If people today could somehow be transported back to the time of Harry Truman and Jack Kennedy, they would swear those standard bearers were Republicans with little in common with today’s Democratic Party.
America’s two major political parties have always been fundamentally different. The Republican Party has been rooted in the moral principles and transcendent values expressed in the Declaration of Independence and the Constitution. The Democratic Party acknowledges that the starting point of the country may have been the Declaration and the Constitution, but since Woodrow Wilson many Democratic Party leaders have contended that progress requires constant adaptation, changing morals, and liberal interpretations of law and history.
The progressive philosophy that the Democratic Party has come to embrace now has its roots less in the values of life, liberty, and the pursuit of individual happiness and more in the tenets of race and class identity, equal outcomes, and an expanding welfare state. Since individuals vary in talent, ability, and motivation and the free market system produces unequal outcomes of success, a core principle of the Democratic Party is now redressing this disparity through the redistribution of wealth.

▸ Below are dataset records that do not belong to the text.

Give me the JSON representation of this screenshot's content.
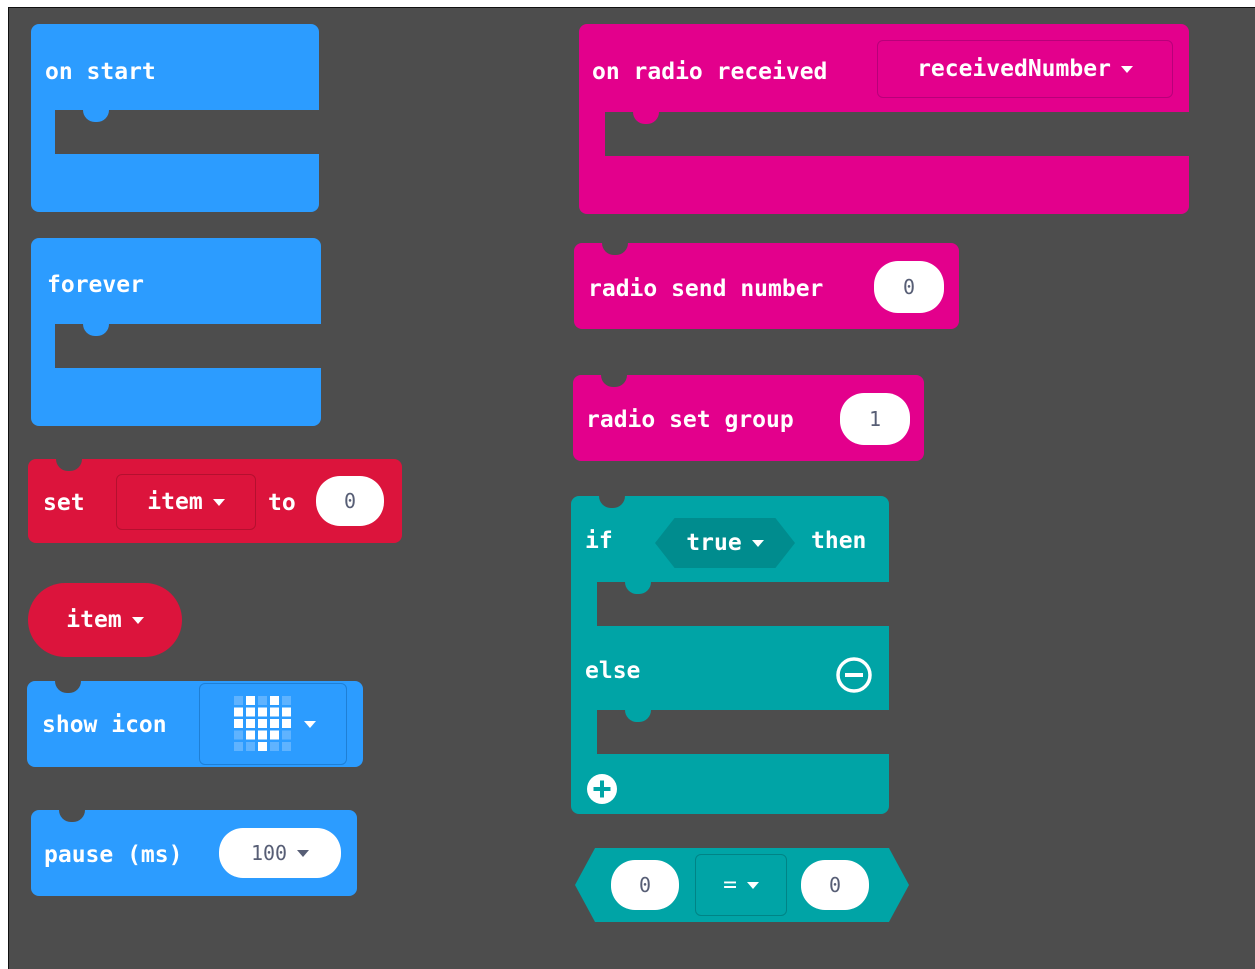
{
  "blocks": {
    "on_start": "on start",
    "forever": "forever",
    "set_var": {
      "set": "set",
      "var": "item",
      "to": "to",
      "value": "0"
    },
    "item_reporter": "item",
    "show_icon": "show icon",
    "pause": {
      "label": "pause (ms)",
      "value": "100"
    },
    "on_radio_received": {
      "label": "on radio received",
      "param": "receivedNumber"
    },
    "radio_send": {
      "label": "radio send number",
      "value": "0"
    },
    "radio_group": {
      "label": "radio set group",
      "value": "1"
    },
    "if_else": {
      "if": "if",
      "cond": "true",
      "then": "then",
      "else": "else"
    },
    "compare": {
      "left": "0",
      "op": "=",
      "right": "0"
    }
  },
  "colors": {
    "background": "#4d4d4d",
    "basic": "#2c9cff",
    "radio": "#e3008c",
    "variables": "#dc143c",
    "logic": "#00a4a6"
  },
  "icon": {
    "name": "heart-icon"
  }
}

The strongest critique of early industrial capitalism came from the German philosopher Karl Marx, who believed that the contradictory forces of labor and capital inevitably bring about class struggle. This in turn, he argued, causes the working class proletariat to rise up and overthrow the capitalist order, seize the means of production, eliminate private property and create a new order that would equitably distribute resources from each according to his ability, and to each according to his need. The notion of conflict of interest between labor and capital, class warfare, and the need for redistribution of wealth, which has made its way into the Democratic Party, has its roots in Marx.
The proletariat never did revolt successfully en masse in any advanced industrialized state. Instead, Marx’s political and economic revolution was first staged in the largely agrarian nation of Russia, carried out by Marxist revolutionary leader Vladimir Lenin. Lenin made major contributions to Marx’s theories, so much so that Marxism-Leninism became the dominant theoretical paradigm for advancing national liberation movements, communism, and socialism wherever in the world radical revolutionary movements arose.
Among Lenin’s contributions was the theory of the vanguard. Since it was apparent that the proletariat masses were unlikely to rise up, Lenin argued that it was necessary for a relatively small number of vanguard leaders — professional revolutionaries — to advance the revolutionary cause by working themselves into positions of influence. By taking over the commanding heights of labor unions, the press, the universities, and professional and religious organizations, a relatively small number of revolutionaries could multiply their influence and exercise political leverage over their unwitting constituents and society at large.
It was Lenin who introduced the concept of the “popular front” and coined the phrase “useful idiots” in describing the masses who could be manipulated into mob action of marches and protests for an ostensibly narrow cause of the popular front, which the communist vanguard was using as a means for a greater revolutionary political end.
As Lenin was consolidating power in Russia, Antonio Gramsci was emerging as a leading Marxist theoretician in Italy and would found the Italian Communist Party in 1921. After being imprisoned by Mussolini, the Fascist prime minister of Italy, Gramsci authored what came to be called the Prison Notebooks, partially published in 1947 and in complete form in 1975, a legacy that made him one of the most important Marxist thinkers of the 20th century. Gramsci argued that communists’ route to taking power in developed, industrialized societies such as Europe and the United States would be best achieved through a “long march through the institutions.” This would be a gradual process of radicalization of the cultural institutions — “the superstructure” — of bourgeois society, a process that would in turn transform the values and morals of society. Gramsci believed that as society’s morals were softened, its political and economic foundation would be more easily smashed and restructured.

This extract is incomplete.